Alerte à Port-Saint-Louis-du-Rhône
Une vieille barge anonyme à quai depuis plusieurs années quai de la Sardinerie à Port-Saint-Louis-du-Rhône prend de la gîte, menace de couler et constitue donc un risque pour l’environnement marin et dans une certaine mesure pour la sécurité des personnes puisque son accès est libre. En tout état de cause, cet objet encore flottant ne remplit pas les critères de sécurité exigés pour le transport ou le stockage marin d’hydrocarbures ou de déchets d’hydrocarbures.
Il semble que cette barge d’environ 30 m de long soit la propriété du Port Autonome de Marseille et qu’elle ait servi dans le temps de navire de soutage. Des résidus, croûtes et dépôts de fuel lourd dont, selon une évaluation sommaire la quantité globale est de l’ordre de grandeur de plusieurs tonnes, se trouvent à bord.
Les vases sont elles compatibles avec la transparence ?

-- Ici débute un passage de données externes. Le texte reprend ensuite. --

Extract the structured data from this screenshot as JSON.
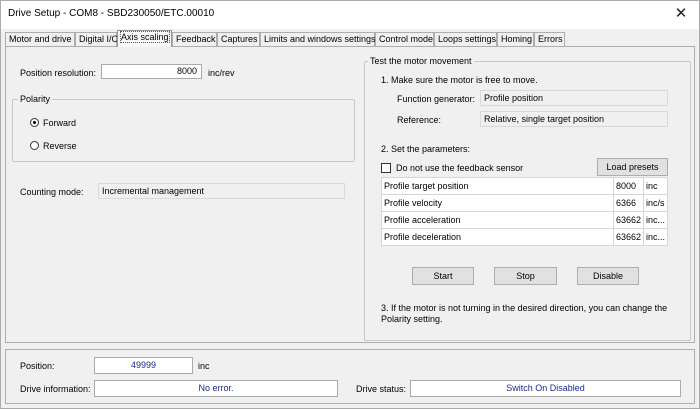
{
  "window": {
    "title": "Drive Setup - COM8 - SBD230050/ETC.00010",
    "close_glyph": "✕"
  },
  "tabs": [
    {
      "label": "Motor and drive"
    },
    {
      "label": "Digital I/O"
    },
    {
      "label": "Axis scaling",
      "active": true
    },
    {
      "label": "Feedback"
    },
    {
      "label": "Captures"
    },
    {
      "label": "Limits and windows settings"
    },
    {
      "label": "Control mode"
    },
    {
      "label": "Loops settings"
    },
    {
      "label": "Homing"
    },
    {
      "label": "Errors"
    }
  ],
  "axis_scaling": {
    "position_resolution_label": "Position resolution:",
    "position_resolution_value": "8000",
    "position_resolution_unit": "inc/rev",
    "polarity": {
      "title": "Polarity",
      "forward_label": "Forward",
      "reverse_label": "Reverse",
      "selected": "Forward"
    },
    "counting_mode_label": "Counting mode:",
    "counting_mode_value": "Incremental management"
  },
  "test_movement": {
    "title": "Test the motor movement",
    "step1": "1. Make sure the motor is free to move.",
    "function_generator_label": "Function generator:",
    "function_generator_value": "Profile position",
    "reference_label": "Reference:",
    "reference_value": "Relative, single target position",
    "step2": "2. Set the parameters:",
    "no_feedback_label": "Do not use the feedback sensor",
    "no_feedback_checked": false,
    "load_presets_label": "Load presets",
    "parameters": [
      {
        "name": "Profile target position",
        "value": "8000",
        "unit": "inc"
      },
      {
        "name": "Profile velocity",
        "value": "6366",
        "unit": "inc/s"
      },
      {
        "name": "Profile acceleration",
        "value": "63662",
        "unit": "inc..."
      },
      {
        "name": "Profile deceleration",
        "value": "63662",
        "unit": "inc..."
      }
    ],
    "start_label": "Start",
    "stop_label": "Stop",
    "disable_label": "Disable",
    "step3": "3. If the motor is not turning in the desired direction, you can change the Polarity setting."
  },
  "status": {
    "position_label": "Position:",
    "position_value": "49999",
    "position_unit": "inc",
    "drive_info_label": "Drive information:",
    "drive_info_value": "No error.",
    "drive_status_label": "Drive status:",
    "drive_status_value": "Switch On Disabled"
  }
}
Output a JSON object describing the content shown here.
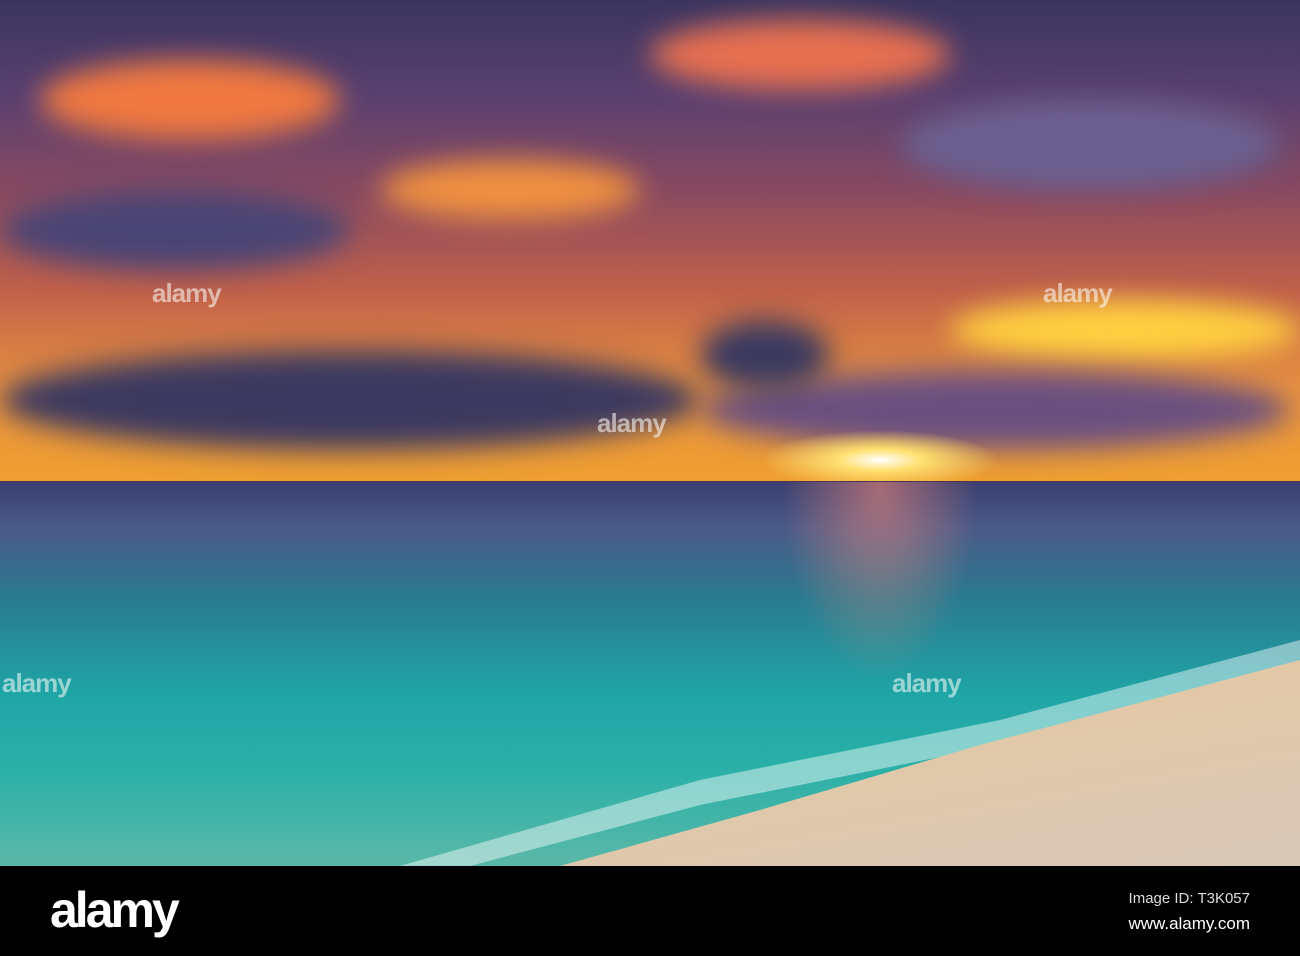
{
  "watermark": {
    "brand": "alamy"
  },
  "footer": {
    "logo": "alamy",
    "image_id": "Image ID: T3K057",
    "url": "www.alamy.com"
  }
}
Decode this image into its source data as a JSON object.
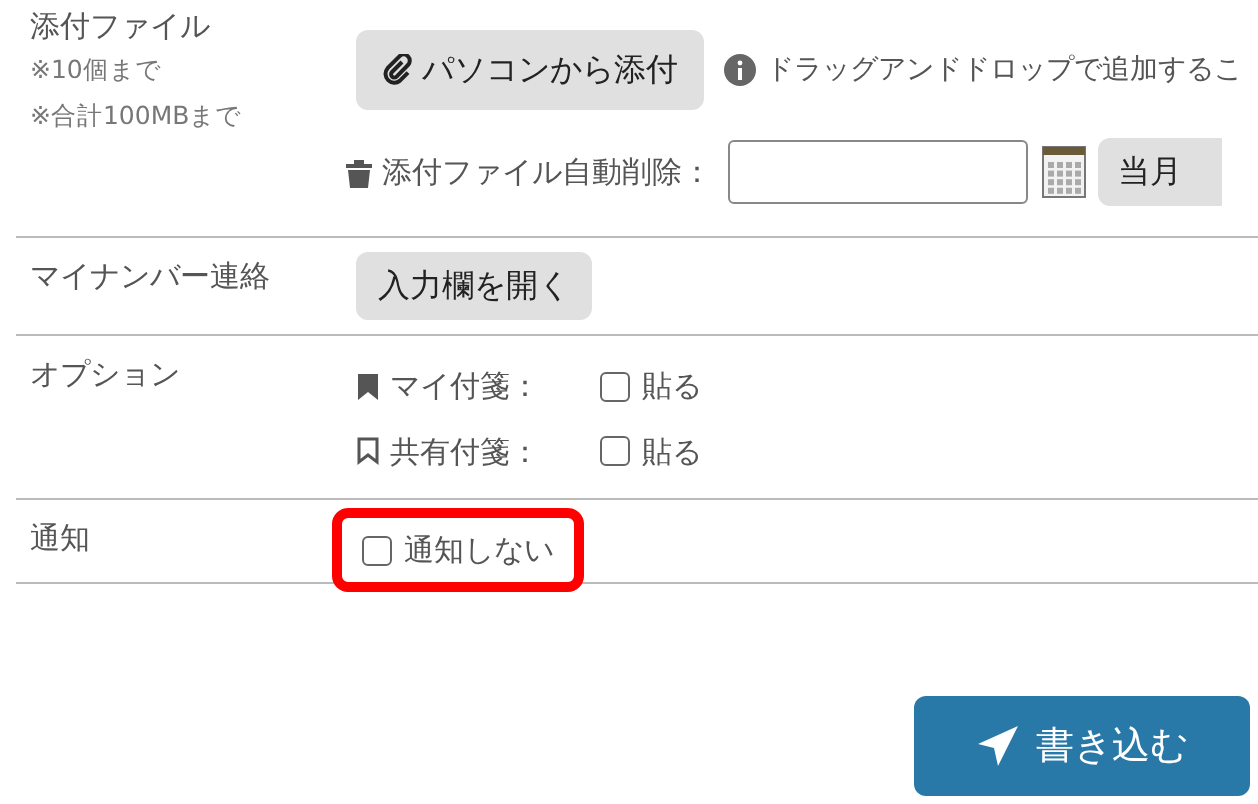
{
  "attachment": {
    "label": "添付ファイル",
    "notes": [
      "※10個まで",
      "※合計100MBまで"
    ],
    "upload_button": "パソコンから添付",
    "hint": "ドラッグアンドドロップで追加するこ",
    "auto_delete_label": "添付ファイル自動削除：",
    "date_button": "当月"
  },
  "my_number": {
    "label": "マイナンバー連絡",
    "button": "入力欄を開く"
  },
  "options": {
    "label": "オプション",
    "items": [
      {
        "kind": "filled",
        "label": "マイ付箋：",
        "checkbox": "貼る",
        "checked": false
      },
      {
        "kind": "outline",
        "label": "共有付箋：",
        "checkbox": "貼る",
        "checked": false
      }
    ]
  },
  "notify": {
    "label": "通知",
    "checkbox": "通知しない",
    "checked": false,
    "highlighted": true
  },
  "submit": "書き込む"
}
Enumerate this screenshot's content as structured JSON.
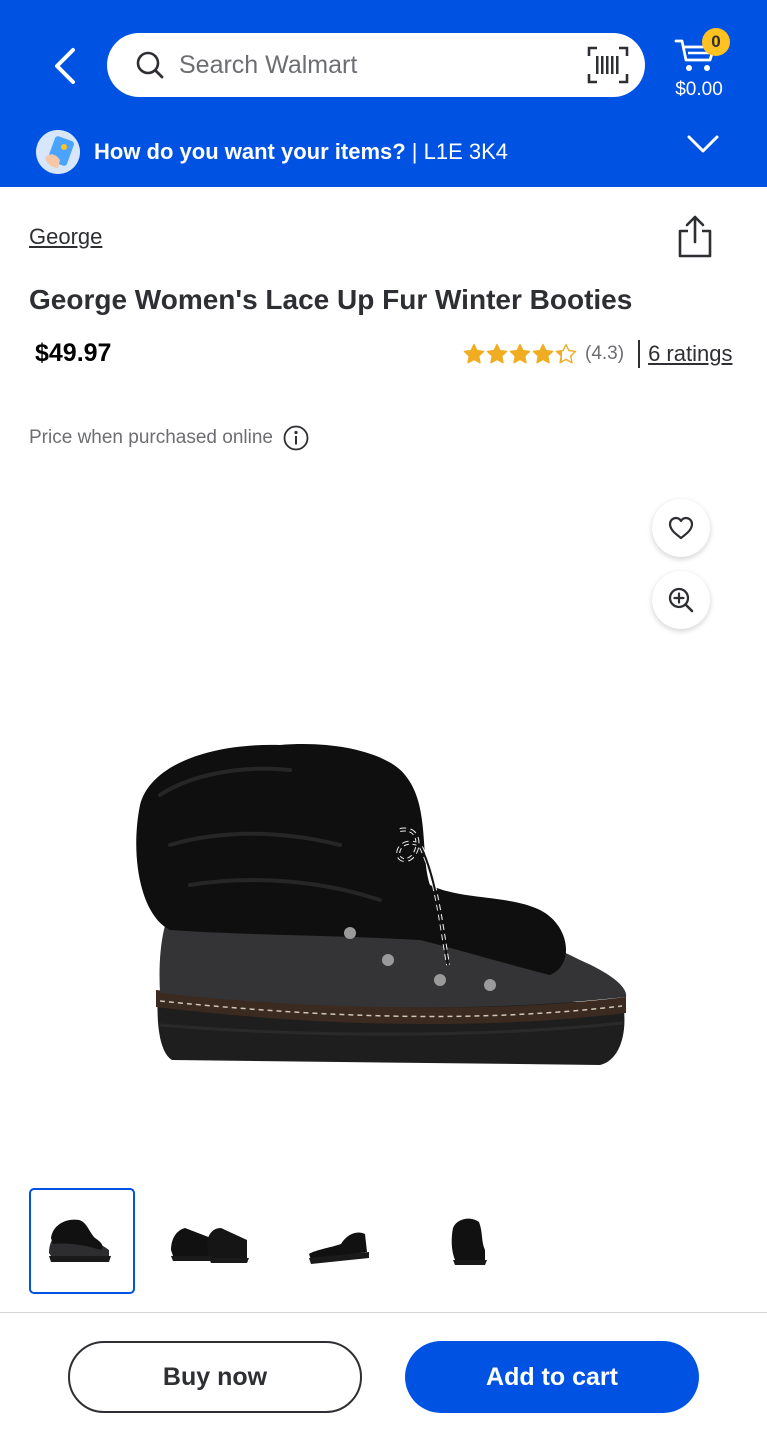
{
  "header": {
    "search_placeholder": "Search Walmart",
    "cart_count": "0",
    "cart_total": "$0.00",
    "delivery_question": "How do you want your items?",
    "delivery_separator": " | ",
    "postal_code": "L1E 3K4",
    "icons": [
      "back-arrow-icon",
      "search-icon",
      "barcode-scanner-icon",
      "cart-icon",
      "delivery-icon",
      "chevron-down-icon"
    ]
  },
  "product": {
    "brand": "George",
    "title": "George Women's Lace Up Fur Winter Booties",
    "price": "$49.97",
    "rating_value": 4.3,
    "rating_text": "(4.3)",
    "ratings_link": "6 ratings",
    "price_note": "Price when purchased online",
    "thumbnail_count": 4,
    "selected_thumbnail": 1
  },
  "actions": {
    "buy_now": "Buy now",
    "add_to_cart": "Add to cart"
  },
  "colors": {
    "brand_blue": "#0053e2",
    "spark_yellow": "#ffc220",
    "star_color": "#f0ad22",
    "text_dark": "#2e2f32",
    "text_muted": "#6d6e71"
  }
}
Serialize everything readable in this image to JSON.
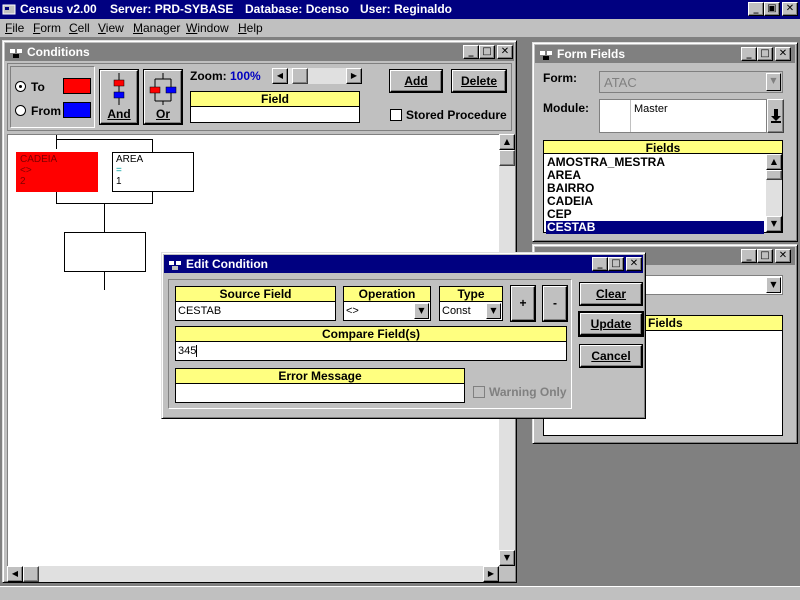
{
  "app": {
    "title": "Census v2.00",
    "server": "Server: PRD-SYBASE",
    "database": "Database: Dcenso",
    "user": "User: Reginaldo"
  },
  "menu": [
    "File",
    "Form",
    "Cell",
    "View",
    "Manager",
    "Window",
    "Help"
  ],
  "conditions": {
    "title": "Conditions",
    "to_label": "To",
    "from_label": "From",
    "to_color": "#ff0000",
    "from_color": "#0000ff",
    "and_label": "And",
    "or_label": "Or",
    "zoom_label": "Zoom:",
    "zoom_value": "100%",
    "field_header": "Field",
    "field_value": "",
    "add_label": "Add",
    "delete_label": "Delete",
    "stored_procedure_label": "Stored Procedure",
    "stored_procedure_checked": false,
    "nodes": [
      {
        "line1": "CADEIA",
        "line2": "<>",
        "line3": "2",
        "color": "#ff0000"
      },
      {
        "line1": "AREA",
        "line2": "=",
        "line3": "1",
        "color": "#ffffff"
      }
    ]
  },
  "form_fields": {
    "title": "Form Fields",
    "form_label": "Form:",
    "form_value": "ATAC",
    "module_label": "Module:",
    "module_value": "Master",
    "fields_header": "Fields",
    "fields": [
      "AMOSTRA_MESTRA",
      "AREA",
      "BAIRRO",
      "CADEIA",
      "CEP",
      "CESTAB"
    ],
    "selected_field": "CESTAB"
  },
  "edit_condition": {
    "title": "Edit Condition",
    "source_field_header": "Source Field",
    "source_field_value": "CESTAB",
    "operation_header": "Operation",
    "operation_value": "<>",
    "type_header": "Type",
    "type_value": "Const",
    "plus_label": "+",
    "minus_label": "-",
    "compare_header": "Compare Field(s)",
    "compare_value": "345",
    "error_header": "Error Message",
    "error_value": "",
    "warning_label": "Warning Only",
    "clear_label": "Clear",
    "update_label": "Update",
    "cancel_label": "Cancel",
    "back_fields_header": "Fields"
  }
}
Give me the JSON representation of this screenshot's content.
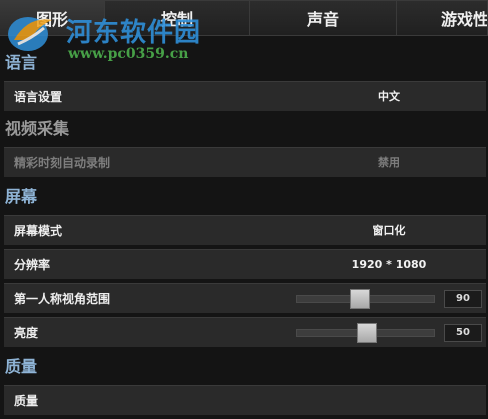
{
  "tabs": [
    {
      "label": "图形"
    },
    {
      "label": "控制"
    },
    {
      "label": "声音"
    },
    {
      "label": "游戏性"
    }
  ],
  "sections": {
    "language": "语言",
    "video_capture": "视频采集",
    "screen": "屏幕",
    "quality": "质量"
  },
  "rows": {
    "language_setting": {
      "label": "语言设置",
      "value": "中文"
    },
    "highlight_record": {
      "label": "精彩时刻自动录制",
      "value": "禁用"
    },
    "screen_mode": {
      "label": "屏幕模式",
      "value": "窗口化"
    },
    "resolution": {
      "label": "分辨率",
      "value": "1920 * 1080"
    },
    "fov": {
      "label": "第一人称视角范围",
      "value": "90",
      "level": 0.46
    },
    "brightness": {
      "label": "亮度",
      "value": "50",
      "level": 0.51
    },
    "quality": {
      "label": "质量"
    }
  },
  "watermark": {
    "title": "河东软件园",
    "url": "www.pc0359.cn"
  },
  "colors": {
    "section_header": "#8fb4d6",
    "row_bg": "#2a2a2a",
    "page_bg": "#141414",
    "watermark_blue": "#2f8fd8",
    "watermark_green": "#4aa84a"
  }
}
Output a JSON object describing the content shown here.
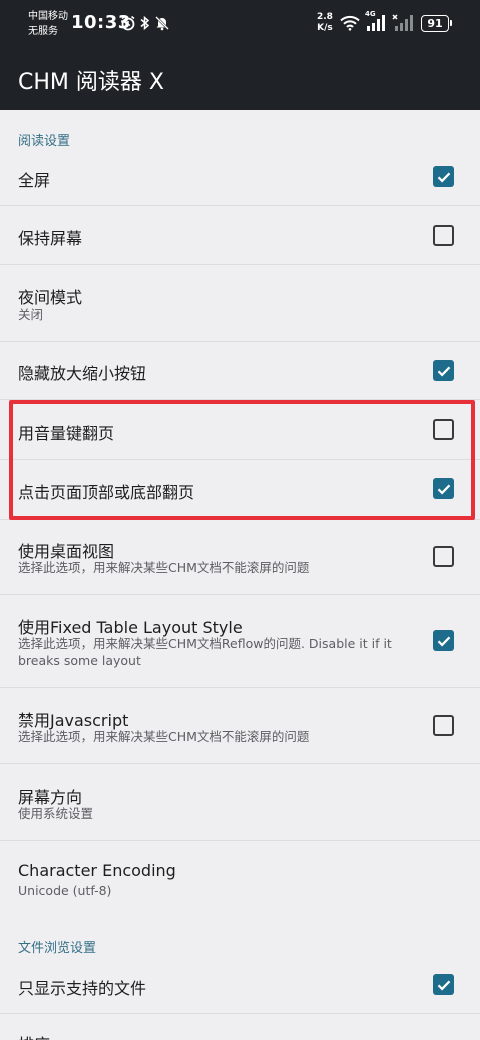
{
  "status_bar": {
    "carrier_line1": "中国移动",
    "carrier_line2": "无服务",
    "time": "10:33",
    "net_speed_value": "2.8",
    "net_speed_unit": "K/s",
    "network_type": "4G",
    "battery": "91",
    "icons": [
      "alarm-icon",
      "bluetooth-icon",
      "mute-icon",
      "wifi-icon",
      "signal-icon",
      "signal-no-service-icon",
      "battery-icon"
    ]
  },
  "app_bar": {
    "title": "CHM 阅读器 X"
  },
  "sections": {
    "reading": "阅读设置",
    "file_browsing": "文件浏览设置"
  },
  "settings": {
    "fullscreen": {
      "title": "全屏",
      "checked": true
    },
    "keep_screen": {
      "title": "保持屏幕",
      "checked": false
    },
    "night_mode": {
      "title": "夜间模式",
      "summary": "关闭"
    },
    "hide_zoom": {
      "title": "隐藏放大缩小按钮",
      "checked": true
    },
    "volume_page": {
      "title": "用音量键翻页",
      "checked": false
    },
    "tap_page": {
      "title": "点击页面顶部或底部翻页",
      "checked": true
    },
    "desktop_view": {
      "title": "使用桌面视图",
      "summary": "选择此选项，用来解决某些CHM文档不能滚屏的问题",
      "checked": false
    },
    "fixed_table": {
      "title": "使用Fixed Table Layout Style",
      "summary": "选择此选项，用来解决某些CHM文档Reflow的问题. Disable it if it breaks some layout",
      "checked": true
    },
    "disable_js": {
      "title": "禁用Javascript",
      "summary": "选择此选项，用来解决某些CHM文档不能滚屏的问题",
      "checked": false
    },
    "orientation": {
      "title": "屏幕方向",
      "summary": "使用系统设置"
    },
    "encoding": {
      "title": "Character Encoding",
      "summary": "Unicode (utf-8)"
    },
    "supported_only": {
      "title": "只显示支持的文件",
      "checked": true
    },
    "sort": {
      "title": "排序"
    }
  },
  "colors": {
    "accent": "#1e6c8c",
    "section_header": "#356f86",
    "app_bar": "#1f2327",
    "highlight_box": "#e8303a"
  }
}
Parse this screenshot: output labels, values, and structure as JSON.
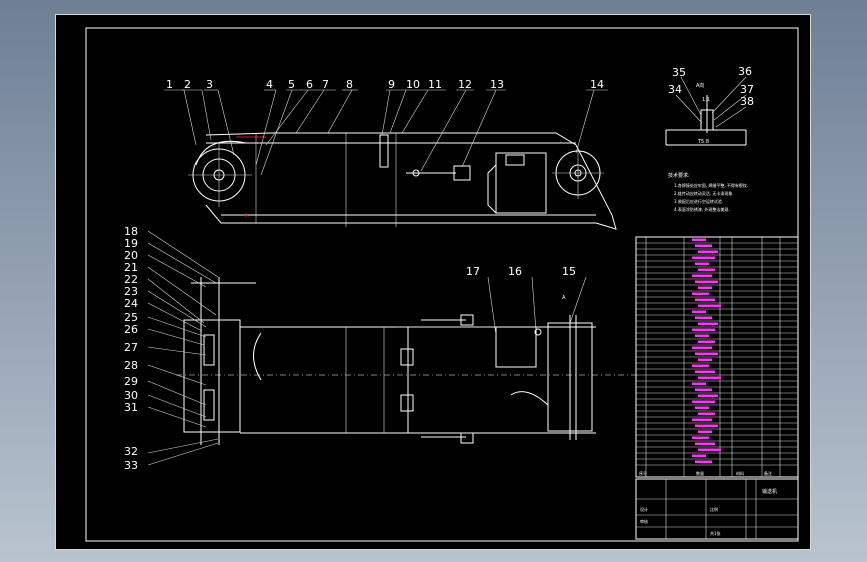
{
  "drawing": {
    "part_numbers": [
      "1",
      "2",
      "3",
      "4",
      "5",
      "6",
      "7",
      "8",
      "9",
      "10",
      "11",
      "12",
      "13",
      "14",
      "15",
      "16",
      "17",
      "18",
      "19",
      "20",
      "21",
      "22",
      "23",
      "24",
      "25",
      "26",
      "27",
      "28",
      "29",
      "30",
      "31",
      "32",
      "33",
      "34",
      "35",
      "36",
      "37",
      "38"
    ],
    "detail_view": {
      "title": "A向",
      "scale": "1:1",
      "base_label": "T5.8"
    },
    "view_marker": "A",
    "notes_title": "技术要求:",
    "notes": [
      "1.各焊接处应牢固, 焊缝平整, 不得有裂纹.",
      "2.链传动应转动灵活, 无卡滞现象.",
      "3.装配后应进行空运转试验.",
      "4.表面涂防锈漆, 外观整洁美观."
    ],
    "title_block": {
      "name": "输送机",
      "material_col": "材料",
      "qty_col": "数量",
      "seq_col": "序号",
      "remark_col": "备注",
      "scale_col": "比例",
      "sheet": "共1张",
      "design": "设计",
      "check": "审核"
    }
  },
  "colors": {
    "background": "#000000",
    "lines": "#ffffff",
    "highlight": "#ff33ff",
    "accent": "#ff3030"
  }
}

Brest Métropole Océane est autorisée à réaliser les travaux d’aménagements du port de plaisance du Château de Brest dont une partie des 13 hectares restera sous la tutelle de la Marine Nationale. Cette autorisation fait suite à une enquête publique accompagnée d’une étude d’impact réalisée du 17 juin au 17 juillet 2005. Les analyses produites montraient alors que les niveaux superficiels des vases présentent une contamination en mercure telle que l’immersion des déblais de dragage est incompatible avec le référentiel Géode. Le contaminant pilote est donc le méthylmercure, biodisponible et bioaccumulable pour les organismes marins et humains. Un autre métal, le zinc dépasse les seuils autorisés pour l’immersion.
La sécurité s’envase à Port 2000
Déjà repéré comme reposoir par les oiseaux de mer, ce banc de sable qui s’installe dans Port 2000 à 2 encablures du cercle d’évitage où manœuvrent remorqueurs et porte-conteneurs illustre les dangers d’un port nouveau construit dans la méconnaissance de l’hydrodynamisme de l’estuaire de la Seine et de la dérive des sédiments portuaires. Cette photo prise il y a deux semaines à marée basse suggère les risques à venir pour la circulation maritime à l’intérieur de Port 2000 inauguré en mars 2006 et à l’extérieur où les creusements du chenal d’accès et la mobilité des talus de vases font craindre et constater des échouages prémonitoires, tels celui du Maersk Denton le 23 janvier 2007.